Ich persönlich lasse meine Hunde nicht mit anderen Hundebesitzern und diese nicht mit meinen Hunden allein. Es liegt in meiner Verantwortung, das Interesse sowohl meiner als auch anderer Hunde und selbstverständlich das Interesse all derjenigen, die bei ihren Freizeitaktivitäten keinen unkontrollierten Hund treffen möchten, zu wahren. Und das ist ja auch nicht schwer, wenn man seinen Hund gut kennt und bereit ist, das Ansehen unserer Hunde in der Gesellschaft positiv zu beeinflussen.

 

Bringen Sie Ihrem Hund ein Aufmerksamkeitssignal bei. - So können Jogger, Radfahrer, ängstliche Hunde etc. ungestört vorbei gehen.

 

Und zum Thema Fenster und Katzen? Wir müssen keine Hunde haben. Doch entscheiden wir uns, einem Vierbeiner ein Zuhause zu geben, sollten wir da nicht vorab überlegen, welche Rasse, welches Alter, welches Wesen etc. ein Hund, der in unser Zuhause passt, haben sollte? Und wenn ich bei dieser Entscheidung Fehler gemacht habe, dann den Hund dafür bestrafen? – Ich hätte in diesem Fall z. B. eine Gardine bis auf Sichthöhe des Hundes angebracht.

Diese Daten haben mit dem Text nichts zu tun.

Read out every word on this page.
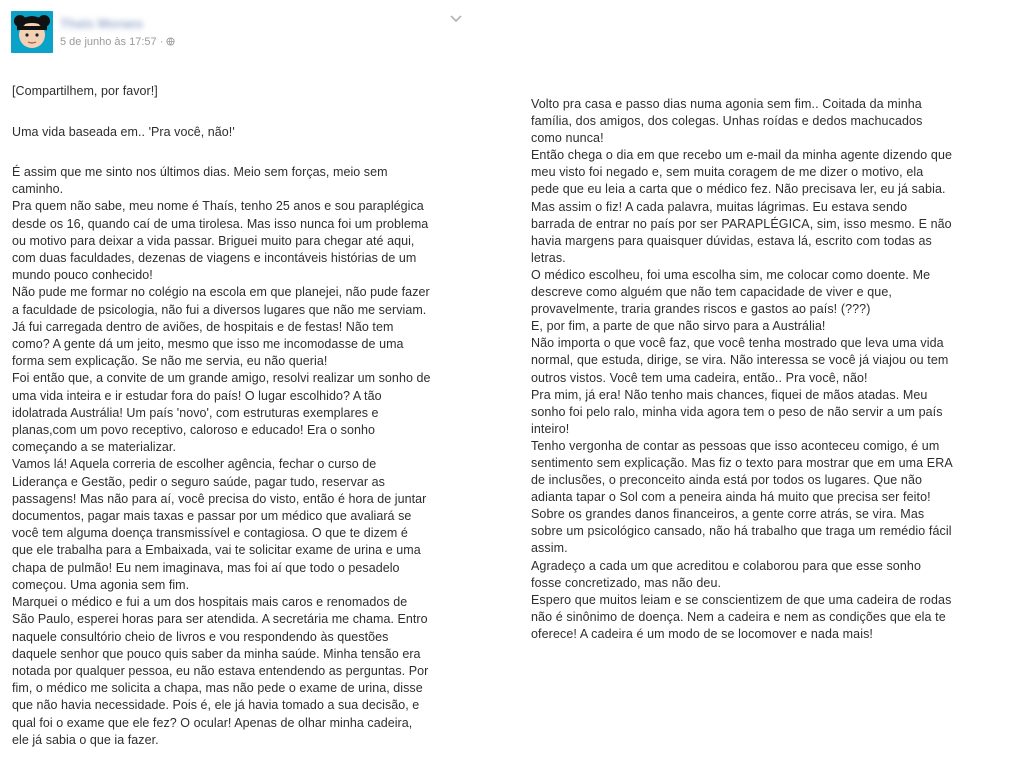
Thaís Moraes
5 de junho às 17:57 ·

[Compartilhem, por favor!]

Uma vida baseada em.. 'Pra você, não!'

É assim que me sinto nos últimos dias. Meio sem forças, meio sem
caminho.
Pra quem não sabe, meu nome é Thaís, tenho 25 anos e sou paraplégica
desde os 16, quando caí de uma tirolesa. Mas isso nunca foi um problema
ou motivo para deixar a vida passar. Briguei muito para chegar até aqui,
com duas faculdades, dezenas de viagens e incontáveis histórias de um
mundo pouco conhecido!
Não pude me formar no colégio na escola em que planejei, não pude fazer
a faculdade de psicologia, não fui a diversos lugares que não me serviam.
Já fui carregada dentro de aviões, de hospitais e de festas! Não tem
como? A gente dá um jeito, mesmo que isso me incomodasse de uma
forma sem explicação. Se não me servia, eu não queria!
Foi então que, a convite de um grande amigo, resolvi realizar um sonho de
uma vida inteira e ir estudar fora do país! O lugar escolhido? A tão
idolatrada Austrália! Um país 'novo', com estruturas exemplares e
planas,com um povo receptivo, caloroso e educado! Era o sonho
começando a se materializar.
Vamos lá! Aquela correria de escolher agência, fechar o curso de
Liderança e Gestão, pedir o seguro saúde, pagar tudo, reservar as
passagens! Mas não para aí, você precisa do visto, então é hora de juntar
documentos, pagar mais taxas e passar por um médico que avaliará se
você tem alguma doença transmissível e contagiosa. O que te dizem é
que ele trabalha para a Embaixada, vai te solicitar exame de urina e uma
chapa de pulmão! Eu nem imaginava, mas foi aí que todo o pesadelo
começou. Uma agonia sem fim.
Marquei o médico e fui a um dos hospitais mais caros e renomados de
São Paulo, esperei horas para ser atendida. A secretária me chama. Entro
naquele consultório cheio de livros e vou respondendo às questões
daquele senhor que pouco quis saber da minha saúde. Minha tensão era
notada por qualquer pessoa, eu não estava entendendo as perguntas. Por
fim, o médico me solicita a chapa, mas não pede o exame de urina, disse
que não havia necessidade. Pois é, ele já havia tomado a sua decisão, e
qual foi o exame que ele fez? O ocular! Apenas de olhar minha cadeira,
ele já sabia o que ia fazer.

Volto pra casa e passo dias numa agonia sem fim.. Coitada da minha
família, dos amigos, dos colegas. Unhas roídas e dedos machucados
como nunca!
Então chega o dia em que recebo um e-mail da minha agente dizendo que
meu visto foi negado e, sem muita coragem de me dizer o motivo, ela
pede que eu leia a carta que o médico fez. Não precisava ler, eu já sabia.
Mas assim o fiz! A cada palavra, muitas lágrimas. Eu estava sendo
barrada de entrar no país por ser PARAPLÉGICA, sim, isso mesmo. E não
havia margens para quaisquer dúvidas, estava lá, escrito com todas as
letras.
O médico escolheu, foi uma escolha sim, me colocar como doente. Me
descreve como alguém que não tem capacidade de viver e que,
provavelmente, traria grandes riscos e gastos ao país! (???)
E, por fim, a parte de que não sirvo para a Austrália!
Não importa o que você faz, que você tenha mostrado que leva uma vida
normal, que estuda, dirige, se vira. Não interessa se você já viajou ou tem
outros vistos. Você tem uma cadeira, então.. Pra você, não!
Pra mim, já era! Não tenho mais chances, fiquei de mãos atadas. Meu
sonho foi pelo ralo, minha vida agora tem o peso de não servir a um país
inteiro!
Tenho vergonha de contar as pessoas que isso aconteceu comigo, é um
sentimento sem explicação. Mas fiz o texto para mostrar que em uma ERA
de inclusões, o preconceito ainda está por todos os lugares. Que não
adianta tapar o Sol com a peneira ainda há muito que precisa ser feito!
Sobre os grandes danos financeiros, a gente corre atrás, se vira. Mas
sobre um psicológico cansado, não há trabalho que traga um remédio fácil
assim.
Agradeço a cada um que acreditou e colaborou para que esse sonho
fosse concretizado, mas não deu.
Espero que muitos leiam e se conscientizem de que uma cadeira de rodas
não é sinônimo de doença. Nem a cadeira e nem as condições que ela te
oferece! A cadeira é um modo de se locomover e nada mais!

Lösungen können kreativ und so einfach sein – aus Liebe zum Hund, und im Bewusstsein der Verantwortung, die wir für unsere Mitlebewesen haben. Wir sind gefragt, nicht das Fernsehen!

 

PS: Yala erlitt ihren Kreuzbandriss, als ein fremder Hund, der über eine Entfernung von 50 Metern Tempo aufgenommen hatte, sie ohne abzubremsen über den Haufen lief. Sie hatte sich splittend vor Lilli gestellt. Der Halter hatte tatenlos zugesehen und wollte sogar einfach weitergehen.